Cara mudah mengenali potensi diri adalah dengan menginterogasi diri sendiri dengan pertanyaan sederhana: “Saya bisa apa? Saya punya apa?”. Untuk menjawabnya, butuh kejujuran serta kejelian karena akan menentukan arah langkah selanjutnya. Jawabannya tentu bisa berbeda antar individu, dipengaruhi keadaan/kemampuan/pengalaman masing-masing. Apa pun jawabannya, bisa menunjukkan potensi yang dimiliki. Selanjutnya dapat digunakan sebagai pijakan awal menyusun rencana menambah penghasilan (berwirausaha).

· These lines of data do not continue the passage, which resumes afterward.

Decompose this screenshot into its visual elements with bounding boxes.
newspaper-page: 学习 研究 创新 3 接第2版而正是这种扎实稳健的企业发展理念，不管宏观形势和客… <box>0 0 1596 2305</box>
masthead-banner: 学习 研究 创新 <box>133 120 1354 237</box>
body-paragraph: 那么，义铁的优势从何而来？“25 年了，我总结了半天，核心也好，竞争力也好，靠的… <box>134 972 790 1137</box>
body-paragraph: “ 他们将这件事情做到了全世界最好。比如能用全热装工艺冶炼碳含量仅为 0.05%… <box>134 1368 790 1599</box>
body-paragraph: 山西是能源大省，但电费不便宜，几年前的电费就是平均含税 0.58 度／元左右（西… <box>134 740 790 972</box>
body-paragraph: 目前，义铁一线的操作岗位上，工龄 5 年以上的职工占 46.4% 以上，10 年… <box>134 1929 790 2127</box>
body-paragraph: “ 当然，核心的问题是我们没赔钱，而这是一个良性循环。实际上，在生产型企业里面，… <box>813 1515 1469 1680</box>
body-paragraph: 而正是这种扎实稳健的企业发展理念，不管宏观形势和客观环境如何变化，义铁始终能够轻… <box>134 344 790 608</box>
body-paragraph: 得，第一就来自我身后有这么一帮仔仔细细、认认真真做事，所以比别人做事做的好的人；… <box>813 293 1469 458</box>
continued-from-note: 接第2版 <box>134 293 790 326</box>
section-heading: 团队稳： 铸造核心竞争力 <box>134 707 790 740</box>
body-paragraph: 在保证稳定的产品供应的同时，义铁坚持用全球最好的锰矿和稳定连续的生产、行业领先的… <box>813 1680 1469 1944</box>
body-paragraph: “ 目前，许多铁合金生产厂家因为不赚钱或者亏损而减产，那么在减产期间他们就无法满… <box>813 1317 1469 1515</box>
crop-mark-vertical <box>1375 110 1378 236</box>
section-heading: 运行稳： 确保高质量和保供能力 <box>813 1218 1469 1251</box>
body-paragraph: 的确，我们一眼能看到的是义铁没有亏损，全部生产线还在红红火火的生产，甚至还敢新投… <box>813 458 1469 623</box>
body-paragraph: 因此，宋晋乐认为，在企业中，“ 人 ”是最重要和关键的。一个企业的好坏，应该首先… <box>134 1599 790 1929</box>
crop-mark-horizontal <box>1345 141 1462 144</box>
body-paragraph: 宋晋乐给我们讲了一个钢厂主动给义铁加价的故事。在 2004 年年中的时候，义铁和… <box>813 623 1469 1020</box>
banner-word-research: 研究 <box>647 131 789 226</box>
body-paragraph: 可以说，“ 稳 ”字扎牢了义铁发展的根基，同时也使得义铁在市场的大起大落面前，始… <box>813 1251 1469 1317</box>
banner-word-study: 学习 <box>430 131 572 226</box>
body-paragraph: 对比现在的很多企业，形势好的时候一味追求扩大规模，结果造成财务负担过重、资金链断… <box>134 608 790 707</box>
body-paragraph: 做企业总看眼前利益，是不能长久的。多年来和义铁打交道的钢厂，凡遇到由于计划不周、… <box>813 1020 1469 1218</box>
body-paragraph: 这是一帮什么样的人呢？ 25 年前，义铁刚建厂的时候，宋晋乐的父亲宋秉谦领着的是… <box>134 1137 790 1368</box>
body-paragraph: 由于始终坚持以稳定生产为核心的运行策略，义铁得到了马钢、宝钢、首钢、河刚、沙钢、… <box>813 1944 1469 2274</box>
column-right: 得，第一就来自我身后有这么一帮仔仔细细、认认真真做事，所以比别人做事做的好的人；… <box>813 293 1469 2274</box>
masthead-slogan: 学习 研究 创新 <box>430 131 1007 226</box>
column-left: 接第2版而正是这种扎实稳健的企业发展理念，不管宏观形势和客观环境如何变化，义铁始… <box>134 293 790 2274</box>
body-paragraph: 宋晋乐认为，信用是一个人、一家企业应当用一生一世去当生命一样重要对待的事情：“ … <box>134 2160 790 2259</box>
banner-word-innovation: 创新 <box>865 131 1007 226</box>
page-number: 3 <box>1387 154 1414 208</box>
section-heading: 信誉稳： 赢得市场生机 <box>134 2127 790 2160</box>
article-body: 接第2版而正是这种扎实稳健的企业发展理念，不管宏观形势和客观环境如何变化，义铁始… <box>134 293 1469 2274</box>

Bagaimana bila tidak yakin dengan potensi diri? Gampang saja, pergunakan/manfaatkan potensi yang dimiliki orang lain. Sebenarnya, justru banyak pengusaha sukses yang hanya bermodal kemampuan memanfaatkan dan mengorganisir potensi orang lain. Bila tidak bisa membuat kue, suruh orang lain yang membuat, kita yang menjualkannya. Gampang kan?
Besar harapan saya, gonjang-ganjing kenaikan harga BBM kali ini bisa menumbuhkan prinsip merasa harus berwirausaha. Mari kita biasakan mengubah tiap masalah menjadi bahan bakar semangat untuk maju. Dengan demikian, kita bisa menjadi kaum yang selalu bersyukur.